Cierto día, unos ocho meses después del ataque, decidí arriesgarme y llevar a Charlie al campo de golf. En un buen tiro, la pierna izquierda realiza la mayor parte del esfuerzo al momento de golpear la bola, pero al final del balanceo la derecha soporta casi todo el peso del cuerpo. ¿Podía confiar en Charlie?
Saqué de la bolsa el palo número uno, me coloqué junto a la pelota y, después de unos balanceos preliminares, asesté el golpe. Quedé tan complacida al ver que la bola llegaba a unos 100 metros de distancia y caía justo en medio de la pista, que apenas me percaté de que Charlie había hecho una pirueta profesional. Sentí el mismo orgullo que el duque de Wellington cuando la carga de la caballería de Napoleón no pudo desbaratar el cuadro de la infantería inglesa.

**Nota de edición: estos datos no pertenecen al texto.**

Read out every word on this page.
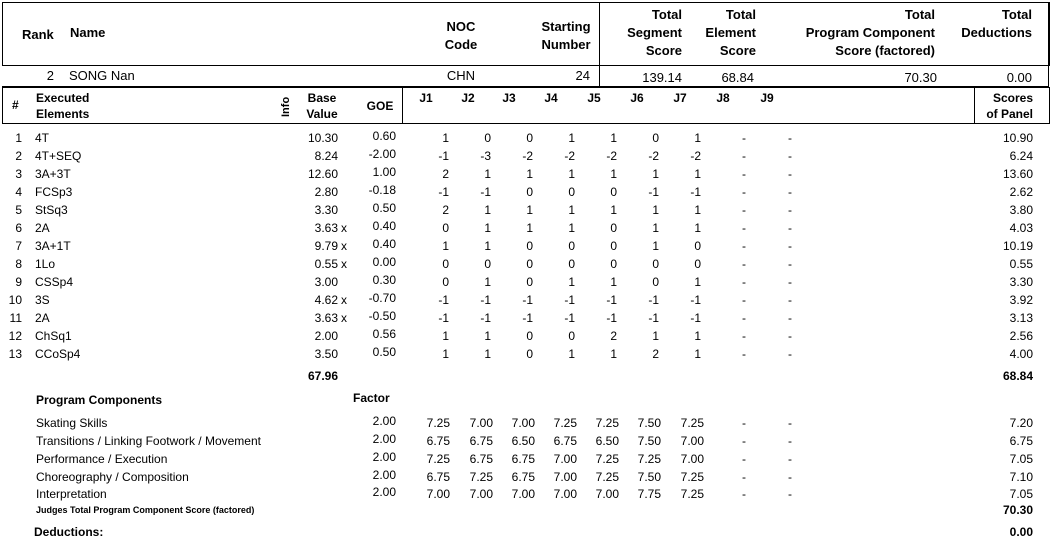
Rank Name	NOC
Code
Starting
Number
Total
Segment
Score
Total
Element
Score
Total
Program Component
Score (factored)
Total
Deductions
2 SONG Nan	CHN	24	139.14	68.84	70.30	0.00
# Executed
Elements	Info	Base
Value
GOE
J1	J2	J3	J4	J5	J6	J7	J8	J9	Scores
of Panel
1 4T	10.30	0.60	1	0	0	1	1	0	1	-	-	10.90
2 4T+SEQ	8.24	-2.00	-1	-3	-2	-2	-2	-2	-2	-	-	6.24
3 3A+3T	12.60	1.00	2	1	1	1	1	1	1	-	-	13.60
4 FCSp3	2.80	-0.18	-1	-1	0	0	0	-1	-1	-	-	2.62
5 StSq3	3.30	0.50	2	1	1	1	1	1	1	-	-	3.80
6 2A	3.63 x	0.40	0	1	1	1	0	1	1	-	-	4.03
7 3A+1T	9.79 x	0.40	1	1	0	0	0	1	0	-	-	10.19
8 1Lo	0.55 x	0.00	0	0	0	0	0	0	0	-	-	0.55
9 CSSp4	3.00	0.30	0	1	0	1	1	0	1	-	-	3.30
10 3S	4.62 x	-0.70	-1	-1	-1	-1	-1	-1	-1	-	-	3.92
11 2A	3.63 x	-0.50	-1	-1	-1	-1	-1	-1	-1	-	-	3.13
12 ChSq1	2.00	0.56	1	1	0	0	2	1	1	-	-	2.56
13 CCoSp4	3.50	0.50	1	1	0	1	1	2	1	-	-	4.00
67.96	68.84
Program Components	Factor
Skating Skills	2.00	7.25	7.00	7.00	7.25	7.25	7.50	7.25	-	-	7.20
Transitions / Linking Footwork / Movement	2.00	6.75	6.75	6.50	6.75	6.50	7.50	7.00	-	-	6.75
Performance / Execution	2.00	7.25	6.75	6.75	7.00	7.25	7.25	7.00	-	-	7.05
Choreography / Composition	2.00	6.75	7.25	6.75	7.00	7.25	7.50	7.25	-	-	7.10
Interpretation	2.00	7.00	7.00	7.00	7.00	7.00	7.75	7.25	-	-	7.05
Judges Total Program Component Score (factored)	70.30
Deductions:	0.00
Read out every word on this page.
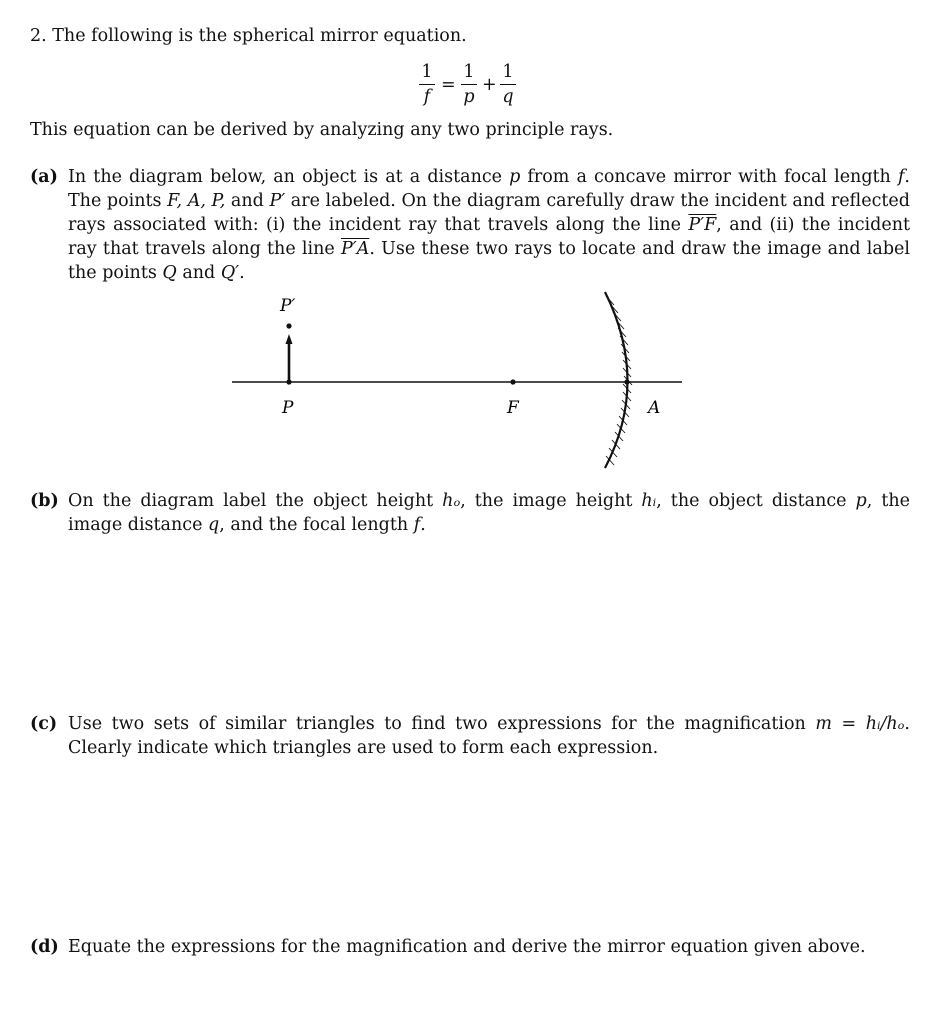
2. The following is the spherical mirror equation.
1
f
=
1
p
+
1
q
This equation can be derived by analyzing any two principle rays.
(a) In the diagram below, an object is at a distance p from a concave mirror with focal length f. The points F, A, P, and P′ are labeled. On the diagram carefully draw the incident and reflected rays associated with: (i) the incident ray that travels along the line P′F, and (ii) the incident ray that travels along the line P′A. Use these two rays to locate and draw the image and label the points Q and Q′.
P′
P	F	A
(b) On the diagram label the object height hₒ, the image height hᵢ, the object distance p, the image distance q, and the focal length f.
(c) Use two sets of similar triangles to find two expressions for the magnification m = hᵢ/hₒ. Clearly indicate which triangles are used to form each expression.
(d) Equate the expressions for the magnification and derive the mirror equation given above.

Esa noche me senté al piano a tocar una de mis piezas favoritas.
—¡Prepárate, Charlie! —canté, a manera de preludio.
Y quedé encantada al comprobar que, por lejos que llevara las manos, siempre acertaba a las teclas. Ya casi llegaba al final de mi ejecución cuando reparé en que Charlie, allá abajo, pedaleaba con ritmo perfecto.
Bob y yo cenamos con champaña para recibir de nuevo a Charlie en la familia. Brindé por ella y por todos los que nos habían ayudado. Especialmente por el hombre cuyo amor a la vida me había servido de modelo: mi padre. Su frase, "Nunca te subestimes", resonó en mis oídos. Y yo había seguido el consejo.